The researchers also hope to make the technology faster to achieve video-rate imaging with a large field of view to obtain 3D and color images.

It has to be said that from the middle of the last century to the present, chip technology has been cutting-edge technology in the high-tech field. Nowadays, a smart phone uses dozens of chips. Not only that, the integration of chips is getting higher and higher. , The manufacturing difficulty is getting more and more difficult, even if it is as powerful as Intel, it has been hovering in the 14nm process for so many years, and there has been no large-scale transformation to the 10nm process.

If you think back ten years ago, the chip manufacturing process can be upgraded from 90nm to 65nm at once, and then continue to be significantly upgraded to 45nm, 22nm and other processes. However, in recent years, the chip manufacturing process has been upgraded less and less, for example After 22nm, it started to enter the 16nm process, and then 14nm, 12nm, 11nm, 10nm, 8nm, and now the most advanced is 7nm, so we see that it seems that it becomes extremely difficult to move forward 1nm.

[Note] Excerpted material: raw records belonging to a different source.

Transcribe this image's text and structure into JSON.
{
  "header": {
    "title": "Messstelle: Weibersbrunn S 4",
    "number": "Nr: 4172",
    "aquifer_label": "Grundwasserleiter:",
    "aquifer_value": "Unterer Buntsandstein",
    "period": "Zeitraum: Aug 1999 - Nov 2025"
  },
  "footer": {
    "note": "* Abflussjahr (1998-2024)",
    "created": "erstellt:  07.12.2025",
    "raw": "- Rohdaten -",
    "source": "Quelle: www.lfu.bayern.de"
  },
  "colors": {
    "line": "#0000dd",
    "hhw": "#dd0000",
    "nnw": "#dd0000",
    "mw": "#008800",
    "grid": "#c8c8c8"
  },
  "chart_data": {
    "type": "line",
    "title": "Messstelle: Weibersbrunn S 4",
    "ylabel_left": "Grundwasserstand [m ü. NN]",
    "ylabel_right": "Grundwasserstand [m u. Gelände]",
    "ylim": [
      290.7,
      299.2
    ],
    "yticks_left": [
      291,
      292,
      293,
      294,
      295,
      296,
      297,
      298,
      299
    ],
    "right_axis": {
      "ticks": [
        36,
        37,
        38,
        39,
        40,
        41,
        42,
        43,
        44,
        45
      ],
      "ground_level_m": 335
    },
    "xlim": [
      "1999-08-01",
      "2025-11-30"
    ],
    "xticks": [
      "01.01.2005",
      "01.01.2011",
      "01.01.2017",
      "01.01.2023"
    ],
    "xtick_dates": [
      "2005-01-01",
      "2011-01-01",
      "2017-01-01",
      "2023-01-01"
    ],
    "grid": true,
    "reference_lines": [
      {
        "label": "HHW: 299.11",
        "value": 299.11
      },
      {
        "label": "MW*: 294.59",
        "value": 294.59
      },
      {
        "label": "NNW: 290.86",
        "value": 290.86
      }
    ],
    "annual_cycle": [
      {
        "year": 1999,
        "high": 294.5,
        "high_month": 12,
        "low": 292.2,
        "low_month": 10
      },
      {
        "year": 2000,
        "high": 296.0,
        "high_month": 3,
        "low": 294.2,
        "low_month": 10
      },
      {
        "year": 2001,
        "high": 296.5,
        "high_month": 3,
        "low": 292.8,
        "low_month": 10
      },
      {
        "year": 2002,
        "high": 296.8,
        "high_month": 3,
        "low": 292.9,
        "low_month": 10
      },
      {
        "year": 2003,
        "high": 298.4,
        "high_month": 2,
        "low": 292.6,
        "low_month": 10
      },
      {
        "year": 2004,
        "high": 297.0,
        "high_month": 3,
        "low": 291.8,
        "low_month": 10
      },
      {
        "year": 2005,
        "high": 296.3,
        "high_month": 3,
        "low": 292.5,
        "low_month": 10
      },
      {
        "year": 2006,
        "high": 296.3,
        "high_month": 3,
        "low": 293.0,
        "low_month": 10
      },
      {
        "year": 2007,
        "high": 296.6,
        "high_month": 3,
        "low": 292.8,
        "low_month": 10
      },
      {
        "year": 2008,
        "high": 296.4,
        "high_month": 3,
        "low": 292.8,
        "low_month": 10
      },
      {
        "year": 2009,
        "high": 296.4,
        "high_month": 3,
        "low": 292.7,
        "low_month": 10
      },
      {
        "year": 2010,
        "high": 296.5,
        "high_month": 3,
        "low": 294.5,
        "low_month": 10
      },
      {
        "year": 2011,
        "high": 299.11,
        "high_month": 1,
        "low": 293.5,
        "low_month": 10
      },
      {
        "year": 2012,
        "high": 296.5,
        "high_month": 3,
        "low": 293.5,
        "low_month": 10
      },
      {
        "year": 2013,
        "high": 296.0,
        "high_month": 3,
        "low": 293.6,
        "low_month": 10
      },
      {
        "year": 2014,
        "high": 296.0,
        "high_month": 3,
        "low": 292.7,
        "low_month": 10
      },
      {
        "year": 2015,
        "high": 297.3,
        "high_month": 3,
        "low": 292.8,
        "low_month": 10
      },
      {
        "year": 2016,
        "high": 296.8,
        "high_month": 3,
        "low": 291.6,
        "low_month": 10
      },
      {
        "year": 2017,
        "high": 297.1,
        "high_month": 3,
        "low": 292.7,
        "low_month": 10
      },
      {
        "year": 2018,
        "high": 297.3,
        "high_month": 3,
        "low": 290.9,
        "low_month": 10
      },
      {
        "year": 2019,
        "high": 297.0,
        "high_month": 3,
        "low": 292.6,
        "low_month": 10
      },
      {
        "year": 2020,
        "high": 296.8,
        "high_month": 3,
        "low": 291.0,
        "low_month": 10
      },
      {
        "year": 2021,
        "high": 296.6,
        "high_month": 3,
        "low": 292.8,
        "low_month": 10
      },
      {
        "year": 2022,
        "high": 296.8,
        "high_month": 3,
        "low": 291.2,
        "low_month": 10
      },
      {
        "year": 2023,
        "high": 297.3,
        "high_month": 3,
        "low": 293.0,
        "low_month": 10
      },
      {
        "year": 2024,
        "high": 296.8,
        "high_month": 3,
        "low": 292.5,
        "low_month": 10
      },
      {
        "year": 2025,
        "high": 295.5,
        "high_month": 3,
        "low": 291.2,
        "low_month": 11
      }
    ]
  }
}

However, this time the scientists of the Chinese Academy of Sciences made a major breakthrough in chip manufacturing. It can be said that we have done a good job of technical support in the field of chip manufacturing in the future, and the rest that we need to overcome is the last difficulty in the field of chips, which is the manufacturing of chips. Equipment, mainly lithography machines. At present, only ASML in the Netherlands can provide the most advanced lithography machines supporting extreme ultraviolet lithography technology. We believe that our scientists will surely bring us surprises in the future. We will wait and see. What’s your opinion?